Run off cards and a 120 column printer, I learned to program under the
watchful eye of a former Indiana State prison guard. Switching to assembly
before the end of my first year I wrote a security system for the schools
administration project. (gee, those 100-A's don't look good next to your
history marks :-)
At college I was quickly employed as a consultant at the computer center
surviving a purge of the student personell. The machines I worked with
were a Decsystem-10 (ka10 196K and RP04 drives), and an IBM 360/40.
The 360/40 was upgraded to the first field test 4341 IBM made.

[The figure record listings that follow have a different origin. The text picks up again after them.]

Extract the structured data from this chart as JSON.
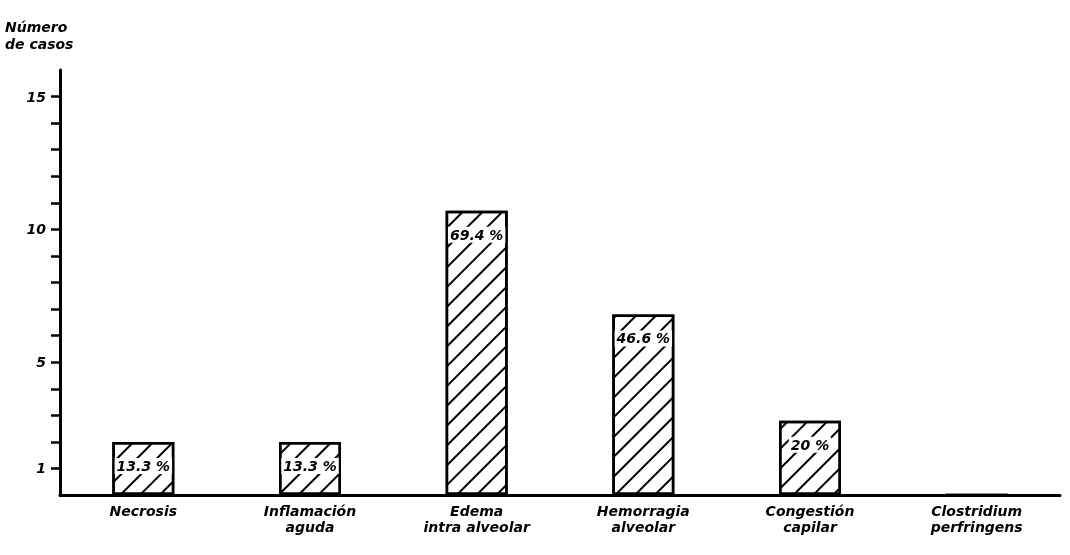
{
  "chart_data": {
    "type": "bar",
    "ylabel": "Número\nde casos",
    "categories": [
      "Necrosis",
      "Inflamación\naguda",
      "Edema\nintra alveolar",
      "Hemorragia\nalveolar",
      "Congestión\ncapilar",
      "Clostridium\nperfringens"
    ],
    "values": [
      2,
      2,
      10.7,
      6.8,
      2.8,
      0
    ],
    "annotations": [
      {
        "text": "13.3 %",
        "x": "Necrosis",
        "y": 2
      },
      {
        "text": "13.3 %",
        "x": "Inflamación\naguda",
        "y": 2
      },
      {
        "text": "69.4 %",
        "x": "Edema\nintra alveolar",
        "y": 10.7
      },
      {
        "text": "46.6 %",
        "x": "Hemorragia\nalveolar",
        "y": 6.8
      },
      {
        "text": "20 %",
        "x": "Congestión\ncapilar",
        "y": 2.8
      }
    ],
    "color": "#000000",
    "ylim": [
      0,
      16
    ],
    "yticks": [
      {
        "value": 1,
        "label": "1"
      },
      {
        "value": 2,
        "label": null
      },
      {
        "value": 3,
        "label": null
      },
      {
        "value": 4,
        "label": null
      },
      {
        "value": 5,
        "label": "5"
      },
      {
        "value": 6,
        "label": null
      },
      {
        "value": 7,
        "label": null
      },
      {
        "value": 8,
        "label": null
      },
      {
        "value": 9,
        "label": null
      },
      {
        "value": 10,
        "label": "10"
      },
      {
        "value": 11,
        "label": null
      },
      {
        "value": 12,
        "label": null
      },
      {
        "value": 13,
        "label": null
      },
      {
        "value": 14,
        "label": null
      },
      {
        "value": 15,
        "label": "15"
      }
    ],
    "grid": false
  }
}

The DEC10 had 32 TTY lines, some as fast as 1200 baud! I learned
large system management and Operating System debugging here. Fortran, Assembly
Snobol, Lisp, Algol, APL, PPL, the language list runs on. Field testing
of operating systems was just a part time thing.

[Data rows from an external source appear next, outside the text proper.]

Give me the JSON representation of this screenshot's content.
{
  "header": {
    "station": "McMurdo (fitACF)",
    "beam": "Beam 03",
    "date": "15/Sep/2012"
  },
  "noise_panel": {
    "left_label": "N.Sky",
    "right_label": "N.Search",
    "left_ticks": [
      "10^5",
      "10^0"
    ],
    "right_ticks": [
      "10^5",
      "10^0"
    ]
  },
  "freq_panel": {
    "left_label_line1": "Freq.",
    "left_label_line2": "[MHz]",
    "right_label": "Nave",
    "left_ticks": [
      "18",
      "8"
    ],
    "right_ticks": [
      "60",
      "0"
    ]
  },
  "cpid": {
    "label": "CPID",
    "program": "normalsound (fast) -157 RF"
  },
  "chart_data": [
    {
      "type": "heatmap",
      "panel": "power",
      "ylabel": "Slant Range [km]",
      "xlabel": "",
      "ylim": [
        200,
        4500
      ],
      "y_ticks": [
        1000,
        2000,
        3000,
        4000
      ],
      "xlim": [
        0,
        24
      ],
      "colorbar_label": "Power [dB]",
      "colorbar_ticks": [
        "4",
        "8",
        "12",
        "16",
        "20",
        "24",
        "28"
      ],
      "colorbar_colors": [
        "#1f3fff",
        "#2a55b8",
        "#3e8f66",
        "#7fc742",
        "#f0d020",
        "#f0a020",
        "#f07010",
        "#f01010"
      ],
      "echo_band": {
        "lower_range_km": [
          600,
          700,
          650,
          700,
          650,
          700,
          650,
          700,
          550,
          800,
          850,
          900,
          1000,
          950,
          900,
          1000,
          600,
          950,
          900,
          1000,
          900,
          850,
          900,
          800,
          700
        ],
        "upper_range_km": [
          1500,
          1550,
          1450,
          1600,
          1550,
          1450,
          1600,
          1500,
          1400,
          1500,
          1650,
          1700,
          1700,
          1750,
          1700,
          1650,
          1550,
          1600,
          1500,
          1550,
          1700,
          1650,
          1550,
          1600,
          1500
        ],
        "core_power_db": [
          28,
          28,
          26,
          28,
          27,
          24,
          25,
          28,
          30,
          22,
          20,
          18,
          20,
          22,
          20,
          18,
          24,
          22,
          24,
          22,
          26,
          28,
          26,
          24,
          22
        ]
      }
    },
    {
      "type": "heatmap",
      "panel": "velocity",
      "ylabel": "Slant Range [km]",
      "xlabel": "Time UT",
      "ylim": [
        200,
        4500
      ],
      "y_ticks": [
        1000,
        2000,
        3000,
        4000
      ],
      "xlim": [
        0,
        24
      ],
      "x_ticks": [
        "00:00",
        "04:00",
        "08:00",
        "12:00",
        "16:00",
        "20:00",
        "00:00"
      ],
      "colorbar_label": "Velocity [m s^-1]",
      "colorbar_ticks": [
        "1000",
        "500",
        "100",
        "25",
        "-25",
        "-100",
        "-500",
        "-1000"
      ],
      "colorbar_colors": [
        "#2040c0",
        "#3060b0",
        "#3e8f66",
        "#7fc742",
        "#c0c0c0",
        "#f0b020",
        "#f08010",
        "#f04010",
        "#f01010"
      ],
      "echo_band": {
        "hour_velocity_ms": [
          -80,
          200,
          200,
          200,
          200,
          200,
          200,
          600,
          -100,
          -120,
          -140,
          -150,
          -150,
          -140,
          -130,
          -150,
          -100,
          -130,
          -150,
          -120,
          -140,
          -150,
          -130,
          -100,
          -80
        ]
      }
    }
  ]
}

In graduate school we had VAXen, Sun-3s, and a DECSystem-20, the first
real time sharing machine in the History of Computing (if you don't have
36 bits, you're not playing with a full DEC).
Out in industry I had larger VAXen under VMS, Bean-counting under TOPS-20,
and some military hardware of questionable value. At this point I was
Chairman of the DECUS Large Systems SIG, and later a member of the
DECUS VAX Systems Sig (now the VMS SIG). I did a LOT of field testing
for VMS engineering. I'd grown to use Ada, DBMS-you-name-it, and more
assembly.
Back into the university environment, I switched to "K and R"-C then ANSI-C.
Later into ARM-C++ then into ANSI-C++. Now I field test whole systems,
disks, compilers, network software, Operating Systems (DEC, IBM, ...).
If you want it broken, just give it to me.